Going even deeper, we’re finding that the plants use the organic matter threshold as a “comfort level.” When there is a dependable level of organic matter food in the soil, the plants engage their own magic.
They take sugars they have made from photosynthesis and push the sugary juice (called root exudates) out into the soil. These sugars foster a population explosion of bacteria at the root tips of the plants. Each type of plant has its own flavor of exudate. Farmers are increasingly using a “cover crop cocktail” of plants to produce a broad range of sugars and matching bacteria to help build the soil.
But wait — the best part is yet to come. The bacteria party in the soil is perfect for one-celled predators: amoebas, protozoa, even fungal mycelia that come to feed on the bacteria. Some of the bacteria have pulled nitrogen from the air. When the bacteria are eaten, the waste products of the predators contain both aqueous ammonium and nitrate ions, perfect nitrogen fertilizer for the plant’s growth.
Some of the microbes at this root-tip party produce plant growth hormones, which are also used to boost the host plant. Imagine a diverse community like a prairie with these types of interactions occurring everywhere.
Imagine a biological farm, always covered in growing plants, always building organic matter through this type of process, employing miraculous interactions we have yet to discover.

The Implications of Organic Matter in Soil

1.  When we feed the soil to the organic matter threshold, the community of life and the plants will work together to produce all the fertilizer and growth factors the plants need.
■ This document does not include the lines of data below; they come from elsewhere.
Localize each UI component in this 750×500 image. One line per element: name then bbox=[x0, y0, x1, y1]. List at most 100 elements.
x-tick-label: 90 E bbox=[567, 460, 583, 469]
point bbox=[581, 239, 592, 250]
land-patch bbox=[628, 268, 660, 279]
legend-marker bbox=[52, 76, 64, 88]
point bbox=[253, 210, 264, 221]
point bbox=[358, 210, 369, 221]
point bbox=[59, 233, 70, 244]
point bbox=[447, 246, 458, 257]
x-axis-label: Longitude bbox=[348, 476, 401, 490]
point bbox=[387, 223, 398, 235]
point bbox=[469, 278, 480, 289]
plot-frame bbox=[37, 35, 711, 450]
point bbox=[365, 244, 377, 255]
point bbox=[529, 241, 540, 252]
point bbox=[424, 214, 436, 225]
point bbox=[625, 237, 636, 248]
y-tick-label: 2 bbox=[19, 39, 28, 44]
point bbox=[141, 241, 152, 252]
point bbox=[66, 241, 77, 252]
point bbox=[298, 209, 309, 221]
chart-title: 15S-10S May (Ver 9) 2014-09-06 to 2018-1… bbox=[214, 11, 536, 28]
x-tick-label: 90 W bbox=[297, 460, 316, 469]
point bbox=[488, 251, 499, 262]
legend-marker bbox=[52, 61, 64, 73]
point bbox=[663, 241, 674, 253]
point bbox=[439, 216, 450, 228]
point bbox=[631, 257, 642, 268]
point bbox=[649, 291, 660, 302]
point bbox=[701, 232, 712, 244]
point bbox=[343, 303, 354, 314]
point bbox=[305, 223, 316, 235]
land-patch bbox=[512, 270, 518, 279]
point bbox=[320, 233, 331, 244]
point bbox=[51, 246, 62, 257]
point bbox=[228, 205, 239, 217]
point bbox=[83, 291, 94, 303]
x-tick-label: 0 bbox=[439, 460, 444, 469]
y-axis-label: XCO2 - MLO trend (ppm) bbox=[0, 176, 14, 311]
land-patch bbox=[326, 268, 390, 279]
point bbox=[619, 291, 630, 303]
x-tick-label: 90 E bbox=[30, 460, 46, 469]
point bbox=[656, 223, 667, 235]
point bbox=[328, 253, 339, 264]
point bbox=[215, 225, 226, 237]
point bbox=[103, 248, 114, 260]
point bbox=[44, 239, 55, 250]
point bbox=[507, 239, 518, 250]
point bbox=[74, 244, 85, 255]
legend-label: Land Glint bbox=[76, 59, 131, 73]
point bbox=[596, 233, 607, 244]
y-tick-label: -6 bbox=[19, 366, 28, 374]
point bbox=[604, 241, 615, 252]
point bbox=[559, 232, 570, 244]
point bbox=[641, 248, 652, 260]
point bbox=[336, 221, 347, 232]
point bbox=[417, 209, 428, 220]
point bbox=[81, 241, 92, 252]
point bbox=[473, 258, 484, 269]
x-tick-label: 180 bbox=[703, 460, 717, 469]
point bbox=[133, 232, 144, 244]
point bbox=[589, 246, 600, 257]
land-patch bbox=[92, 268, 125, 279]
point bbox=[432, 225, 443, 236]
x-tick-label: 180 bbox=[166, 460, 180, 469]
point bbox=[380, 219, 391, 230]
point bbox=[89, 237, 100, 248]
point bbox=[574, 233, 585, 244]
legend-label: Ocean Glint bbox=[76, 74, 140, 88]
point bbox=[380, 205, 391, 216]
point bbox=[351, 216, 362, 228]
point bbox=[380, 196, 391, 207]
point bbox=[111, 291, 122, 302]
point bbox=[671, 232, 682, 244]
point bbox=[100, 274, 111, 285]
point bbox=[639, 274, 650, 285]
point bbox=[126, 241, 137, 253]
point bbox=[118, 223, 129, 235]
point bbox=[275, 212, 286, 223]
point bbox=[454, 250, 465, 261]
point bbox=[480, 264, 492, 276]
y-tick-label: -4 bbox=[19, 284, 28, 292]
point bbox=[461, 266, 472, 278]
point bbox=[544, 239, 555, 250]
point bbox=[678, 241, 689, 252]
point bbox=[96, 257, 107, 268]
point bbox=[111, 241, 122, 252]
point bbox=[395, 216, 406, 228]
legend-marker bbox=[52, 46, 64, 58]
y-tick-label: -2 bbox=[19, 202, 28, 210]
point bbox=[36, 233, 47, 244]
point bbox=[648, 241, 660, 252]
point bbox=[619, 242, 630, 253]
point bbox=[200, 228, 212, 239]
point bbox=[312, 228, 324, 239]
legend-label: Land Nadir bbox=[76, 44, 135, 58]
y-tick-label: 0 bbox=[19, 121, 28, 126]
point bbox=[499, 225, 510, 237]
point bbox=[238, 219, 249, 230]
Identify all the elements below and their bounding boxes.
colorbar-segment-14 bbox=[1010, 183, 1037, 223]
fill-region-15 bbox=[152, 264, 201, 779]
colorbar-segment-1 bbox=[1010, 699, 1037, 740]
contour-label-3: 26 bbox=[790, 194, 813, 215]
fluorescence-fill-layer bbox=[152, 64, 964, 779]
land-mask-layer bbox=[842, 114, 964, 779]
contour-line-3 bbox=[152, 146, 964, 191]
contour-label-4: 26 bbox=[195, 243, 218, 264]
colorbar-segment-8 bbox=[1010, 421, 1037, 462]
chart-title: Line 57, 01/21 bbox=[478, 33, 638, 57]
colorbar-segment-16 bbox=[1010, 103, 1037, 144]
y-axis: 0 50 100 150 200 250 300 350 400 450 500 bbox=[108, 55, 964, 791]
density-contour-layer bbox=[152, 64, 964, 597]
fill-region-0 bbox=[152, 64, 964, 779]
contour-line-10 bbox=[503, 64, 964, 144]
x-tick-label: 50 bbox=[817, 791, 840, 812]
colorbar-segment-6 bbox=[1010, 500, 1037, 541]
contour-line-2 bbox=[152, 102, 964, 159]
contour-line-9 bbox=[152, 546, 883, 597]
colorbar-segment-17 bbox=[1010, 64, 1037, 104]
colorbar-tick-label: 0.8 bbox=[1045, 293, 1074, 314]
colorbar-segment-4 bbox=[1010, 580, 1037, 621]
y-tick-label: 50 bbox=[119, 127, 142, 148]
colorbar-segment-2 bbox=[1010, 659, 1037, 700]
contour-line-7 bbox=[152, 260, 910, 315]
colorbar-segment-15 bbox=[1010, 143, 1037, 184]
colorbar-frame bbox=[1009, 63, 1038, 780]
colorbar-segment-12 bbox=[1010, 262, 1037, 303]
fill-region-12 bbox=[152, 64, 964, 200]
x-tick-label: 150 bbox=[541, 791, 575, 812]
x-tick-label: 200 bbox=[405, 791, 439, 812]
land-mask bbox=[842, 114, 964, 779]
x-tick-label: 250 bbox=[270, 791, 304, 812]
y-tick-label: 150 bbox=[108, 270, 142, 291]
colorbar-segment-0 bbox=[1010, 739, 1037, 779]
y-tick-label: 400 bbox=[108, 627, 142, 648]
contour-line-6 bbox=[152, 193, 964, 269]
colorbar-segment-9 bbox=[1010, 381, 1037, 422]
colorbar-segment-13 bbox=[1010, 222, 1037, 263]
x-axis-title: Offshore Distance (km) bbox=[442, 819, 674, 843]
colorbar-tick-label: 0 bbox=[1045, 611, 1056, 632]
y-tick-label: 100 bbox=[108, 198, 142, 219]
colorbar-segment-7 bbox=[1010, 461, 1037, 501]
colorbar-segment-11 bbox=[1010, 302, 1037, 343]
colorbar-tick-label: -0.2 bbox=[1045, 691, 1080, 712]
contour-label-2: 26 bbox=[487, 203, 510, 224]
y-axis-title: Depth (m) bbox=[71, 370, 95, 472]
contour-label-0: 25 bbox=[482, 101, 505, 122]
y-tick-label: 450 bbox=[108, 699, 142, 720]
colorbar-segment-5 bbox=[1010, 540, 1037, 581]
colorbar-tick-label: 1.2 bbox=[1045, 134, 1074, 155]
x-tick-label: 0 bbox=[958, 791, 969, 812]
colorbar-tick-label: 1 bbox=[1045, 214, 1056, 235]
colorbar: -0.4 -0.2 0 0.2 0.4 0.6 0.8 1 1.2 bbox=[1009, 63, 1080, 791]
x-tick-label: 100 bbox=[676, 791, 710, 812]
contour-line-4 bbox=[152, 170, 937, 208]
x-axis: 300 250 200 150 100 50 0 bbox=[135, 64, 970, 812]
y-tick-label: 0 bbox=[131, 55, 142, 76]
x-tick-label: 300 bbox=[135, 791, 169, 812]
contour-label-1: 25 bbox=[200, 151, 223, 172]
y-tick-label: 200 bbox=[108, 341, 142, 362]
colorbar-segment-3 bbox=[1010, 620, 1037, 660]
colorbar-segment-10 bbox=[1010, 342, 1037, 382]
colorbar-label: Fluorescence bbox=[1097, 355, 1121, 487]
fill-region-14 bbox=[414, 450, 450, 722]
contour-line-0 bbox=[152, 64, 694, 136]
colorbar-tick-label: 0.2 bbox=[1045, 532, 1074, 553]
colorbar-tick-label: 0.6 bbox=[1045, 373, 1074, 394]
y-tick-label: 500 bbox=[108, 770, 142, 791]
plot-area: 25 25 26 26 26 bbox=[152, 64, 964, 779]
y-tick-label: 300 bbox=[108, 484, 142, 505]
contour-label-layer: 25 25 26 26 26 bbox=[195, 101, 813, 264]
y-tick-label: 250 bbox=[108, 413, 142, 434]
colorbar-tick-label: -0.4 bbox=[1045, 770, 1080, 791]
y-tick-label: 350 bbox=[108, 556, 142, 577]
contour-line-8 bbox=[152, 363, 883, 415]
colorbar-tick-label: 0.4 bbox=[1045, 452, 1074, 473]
2.  The plants in this system will have all the natural organic building blocks they need to produce a vibrantly healthy crop.
3. The animals and people who eat the crops will receive complete nutrition.
4. The extra sugars in the organic crop will help it store longer and will satisfy the eater with 15-20 percent less food.
Consider the way our food plants and animals are produced today. Worn out soils lacking nutrients are supplemented by harsh mineral salts that provide incomplete nutrition. Crops are forced to grow without a balance of nutrition in the soil. They lack vitality and need pesticides to protect them.
Billions of dollars are spent to “heal” the diseases that result when we use such deficient ingredients to build our bodies. Not trusting the miracles of the living soil has an enormous penalty we pay because we believe we are smarter than Nature.
Sir Albert Howard had a phrase for this: “Working on the wrong end of the problem.”
Fortunately, farmers and eaters are increasingly trusting the wisdom in the community of life.